2 декабря 1804 года генерал Наполеон Бонапарт был коронован как император Наполеон Первый. Так выполнялся план этого человека по переустройству мира – не на старый монархический лад, но и не на революционный, в котором не было места королям и церковным обрядам.
Напомню, что собор Парижской Богоматери при якобинцах был перекроен в храм Разума. А Наполеон там короновался уже почти как «добрый католик». Почти! Потому что своеволие «великого человека» ощущалось в каждом жесте. Как и преклонение перед вполне языческими традициями Рима (правда, Наполеон был далеко не первым поклонником эстетики цезарей в католической Европе).
До коронации он был первым консулом Франции и первым полководцем Западной Европы. Титулы и почести добывал огнём артиллерии и напором кавалерии. Сенат предложил ему принять титул императора. Генерал Бонапарт милостиво согласился: он уже достиг безграничной власти в своей стране, пора бы подтвердить её громким титулом.
К началу декабря город причудливо разукрасили. Повсюду полыхали флаги и факелы. Вельможи вспоминали, листая летописи, как короновали Карла Великого – и дополняли церемониал всё новыми и новыми нюансами. Парижские и итальянские ювелиры выковали копию потерянной в революционной суматохе короны Карла Великого. А заодно, выполняя волю первого консула, создали золотой лавровый венок в римском стиле.
Но вот вам особенность, в которой – размашистая манера Бонапарта.

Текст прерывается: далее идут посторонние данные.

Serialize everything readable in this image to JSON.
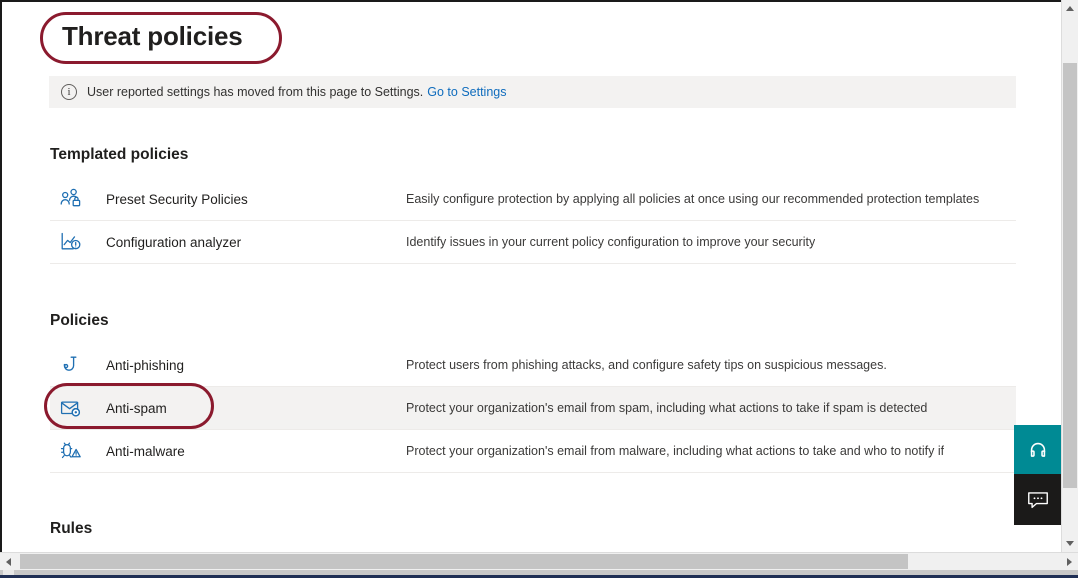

Карл Великий короновался в Риме, а Наполеон потребовал, чтобы Римский папа прибыл в Париж. Он восхищался исторической ролью Рима, но считал, что в 19 веке Париж вполне может претендовать на роль города, в который ведут все дороги.
И вот восьмёрка лошадей доставила роскошную карету к храму. Наполеон и Жозефина в золочёной парче прошествовали на глазах экзальтированной публики. На плечах будущего императора – мантия с горностаем, которую поддерживала четвёрка солидных сановников.
…И вот в соборе появился папа Римский – Пий VII. Он вовсе не был поклонником Наполеона, но не мог противостоять большим батальонам. Бонапартий его «взял силой». В кульминационный момент, когда папа произнёс: «Императорскую корону получает…», Наполеон остановил его властным жестом. И собственноручно возложил корону на себя и на Жозефину. Папа смиренно продолжил таинство. Что это – пример человеческой гордыни?
Это событие лучше всего представить под музыку Бетховена – скажем, под звуки Третьей симфонии, которую композитор писал как раз в те месяцы и посвятил Наполеону, который в те дни был для Бетховена идеалом героя. Правда, реставрацию монархии Бетховен не приветствовал и начинал разочаровываться в своём кумире.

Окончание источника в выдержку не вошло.